Get the Kids Out of My Adult World

September 26th, 2007

I’m sick of designing the entire world of adult commerce and transit to the sensibilities of a six year old child. Airlines are under assault from peevish parents taken back by films with violence or sex in them that’s shown on the big screen in the bulkhead area of commercial aircraft. I never watch these films. I’m not interested. I pop pills and fall asleep and wake up an hour out from touchdown.

But apparently the films have parents riled up that precious, innocent junior will have his life ruined forever should he see someone’s head blown off by a shotgun blast in the process of the unfolding celluloid feature flickering in front of them.

Children flying across country or overseas on commercial aircraft have no right whatsoever to deprive the 98% of grown adults on that plane from watching a drama or a comedy that contains content geared toward Big People. If your priceless little Fauntleroy or Princess Mia can’t handle the flick, slip them a mickey. Shove an Alprazolam down their pre-adolescent throats and send them off to dream of princes, planets and spaceships. But don’t start writing airline CEO’s demanding G-rated swill just so the two or three kids scrunched in beside mom and dad don’t grow up having hemorrhoids because they saw a man kiss a woman’s bare breast or a Spartan athlete shove a lance into another warriors spleen.

Airlines might want to inaugurate “Kiddie Flights” so crumb snatchers can fly from Atlanta to Pittsburgh in play pens or sit in sandboxes set up in the back of the plane or simply take out the center aisle of seats in the wide bodies and put playground slides and bounce around air pens in their stead. Have flight attendants dress as Dumbo or Pluto and serve kids Kool-Aid, cookies, and ice cream. Show movies featuring dancing and singing cartoon penguins and ground squirrels. But since only two or three kids crowd most commercial flights, this option looks weak. No profit in flying a platoon of rug rats o’er fields of waving grain.

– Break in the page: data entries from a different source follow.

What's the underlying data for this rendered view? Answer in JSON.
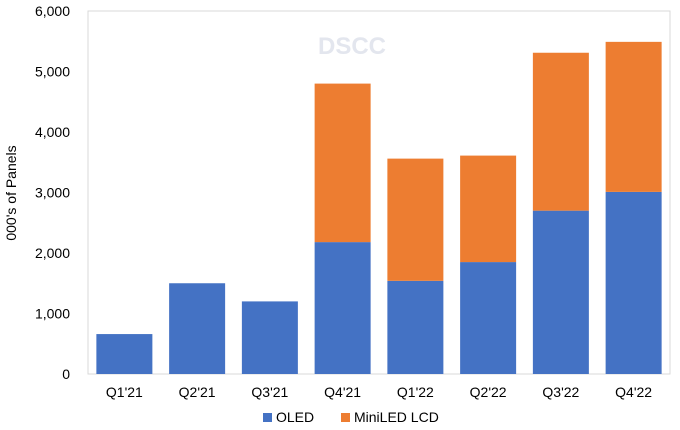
{
  "chart_data": {
    "type": "bar",
    "stacked": true,
    "categories": [
      "Q1'21",
      "Q2'21",
      "Q3'21",
      "Q4'21",
      "Q1'22",
      "Q2'22",
      "Q3'22",
      "Q4'22"
    ],
    "series": [
      {
        "name": "OLED",
        "color": "#4472C4",
        "values": [
          660,
          1500,
          1200,
          2180,
          1540,
          1850,
          2700,
          3010
        ]
      },
      {
        "name": "MiniLED LCD",
        "color": "#ED7D31",
        "values": [
          0,
          0,
          0,
          2620,
          2020,
          1760,
          2610,
          2480
        ]
      }
    ],
    "title": "",
    "xlabel": "",
    "ylabel": "000's of Panels",
    "ylim": [
      0,
      6000
    ],
    "yticks": [
      0,
      1000,
      2000,
      3000,
      4000,
      5000,
      6000
    ],
    "ytick_labels": [
      "0",
      "1,000",
      "2,000",
      "3,000",
      "4,000",
      "5,000",
      "6,000"
    ],
    "grid": false,
    "legend_position": "bottom-center",
    "watermark": "DSCC"
  }
}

So shut up. Your kids aren’t as important as the deal the salesman has to close before his company goes upside down into bankruptcy. And if a little violence and mature sex settles his mind and takes away the tension of imminent demise for a few hours, that’s a plus. If you think your child is in danger of having his entire existence on earth corrupted by a film shown for adults on any of today’s profit starved airlines, I suggest you rent a car and drive to grandma’s house. But don’t take away the privilege of adulthood from those of us who’ve racked up a lot of free miles making it this far into our often complicated and traumatic lives. Let the kid pick up those worldly perks for himself. He’ll be a better adult for it if you do.